Venerdì 19 Aprile 2024

Como, funzionari del fisco corrotti. Cinque richieste di rinvio a giudizio

Il capo di Lecco ed Erba accusato di aver ricevuto 20 mila euro di Paola Pioppi

Il sostituto procuratore Massimo Astori ha coordinato l’inchiesta

Il sostituto procuratore Massimo Astori ha coordinato l’inchiesta

Como, 5 gennaio 2015 - Sono cinque gli indagati per i quali è stato chiesto il rinvio a giudizio a conclusione dell’indagine sul presunto giro di corruzione partita dall’arresto di Rosario Lo Conte, 62 anni di Como, funzionario dell’Agenzia delle Entrate di Lecco, e recentemente di Erba, finito in cella un anno fa e poi scarcerato. Il sostituto procuratore di Como Massimo Astori, ha inviato l’avviso, oltre allo stesso Lo Conte, a Claudio Caramaschi, 62 anni di Arcore, commercialista e all’epoca membro del collegio sindacale della Valsecchi Costruzioni, Fiorenzo Valsecchi, 51 anni di Lomagna, Anselmo Angelo Grimoldi, 78 anni di Paderno d’Adda, e Beniamino Brusadelli, 70 anni di Cesana Brianza. Le accuse a Lo Conte, all’epoca Capo Ufficio Controlli, partono dall’ipotesi di aver ricevuto denaro per favorire pratiche relative al versamento di imposte.
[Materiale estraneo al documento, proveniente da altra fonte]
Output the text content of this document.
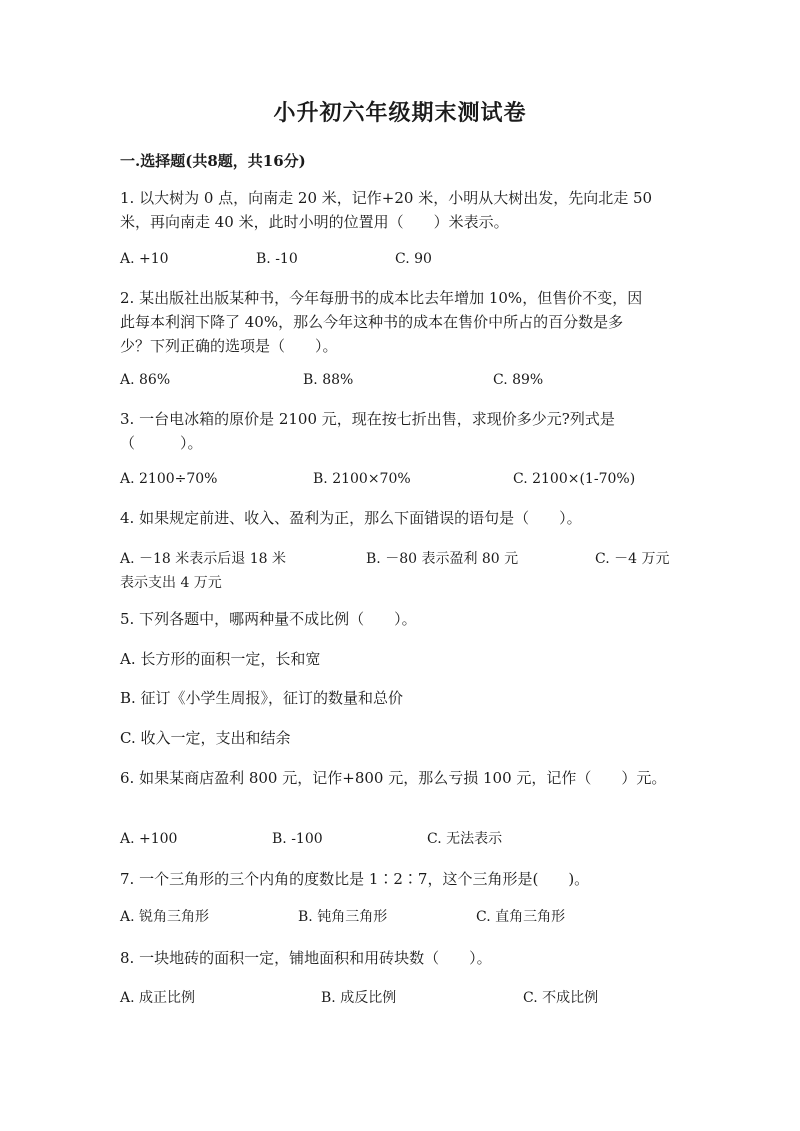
小升初六年级期末测试卷
一.选择题(共8题，共16分)
1. 以大树为 0 点，向南走 20 米，记作+20 米，小明从大树出发，先向北走 50
米，再向南走 40 米，此时小明的位置用（　　）米表示。
A. +10	B. -10	C. 90
2. 某出版社出版某种书，今年每册书的成本比去年增加 10%，但售价不变，因
此每本利润下降了 40%，那么今年这种书的成本在售价中所占的百分数是多
少？下列正确的选项是（　　）。
A. 86%	B. 88%	C. 89%
3. 一台电冰箱的原价是 2100 元，现在按七折出售，求现价多少元?列式是
（　　　）。
A. 2100÷70%	B. 2100×70%	C. 2100×(1-70%)
4. 如果规定前进、收入、盈利为正，那么下面错误的语句是（　　）。
A. －18 米表示后退 18 米	B. －80 表示盈利 80 元	C. －4 万元
表示支出 4 万元
5. 下列各题中，哪两种量不成比例（　　）。
A. 长方形的面积一定，长和宽
B. 征订《小学生周报》，征订的数量和总价
C. 收入一定，支出和结余
6. 如果某商店盈利 800 元，记作+800 元，那么亏损 100 元，记作（　　）元。
A. +100	B. -100	C. 无法表示
7. 一个三角形的三个内角的度数比是 1∶2∶7，这个三角形是(　　)。
A. 锐角三角形	B. 钝角三角形	C. 直角三角形
8. 一块地砖的面积一定，铺地面积和用砖块数（　　）。
A. 成正比例	B. 成反比例	C. 不成比例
In particolare gli viene contestato di aver ricevuto nel autunno del 2011, 20mila euro da Caramaschi – che avrebbe agito in concorso con lo stesso Valsecchi - in banconote da 50 e 100, per “l’accomodamento” di pratiche tributarie relative agli anni 2006 e 2007, con l’ulteriore promessa di evitare «futuri ed ulteriori controlli fiscali alle società collegate alla Valsecchi Costruzioni Srl». Il ruolo di Caramaschi, nello stesso periodo, riguarderebbe anche garanzie su accertamenti di un altro suo cliente, Anselmo Grimoldi, relativamente ai redditi 2005-2006. In questo caso, il compenso sarebbe stato un orologio da 5000 euro, di una marca di cui il Grimoldi era concessionario, sempre con la promessa di evitare ulteriori controlli futuri da parte dell’Agenzia delle Entrate. Con Beniamino Brusadelli, Lo Conte sarebbe invece intervenuto per risolvere un contenzioso relativo all’acquisto di un terreno, e alla quantificazione del suo valore: questione che sarebbe stata risolta intervenendo direttamente con l’Ufficio di Erba, titolare della pratica, tra 2012 e 2013, a fronte di un compenso di 1500 euro. Il funzionario, dopo l’esecuzione dell’ordinanza di custodia cautelare, aveva rigettato ogni accusa: «Non ho mai preso un centesimo in danno della pubblica amministrazione – aveva dichiarato al giudice -. Ho dato pareri e aiutato a compilare pratiche, ho incassato piccole cifre in nero, ma non ho mai gestito privatamente nulla che fosse incompatibile con il mio ruolo di funzionario».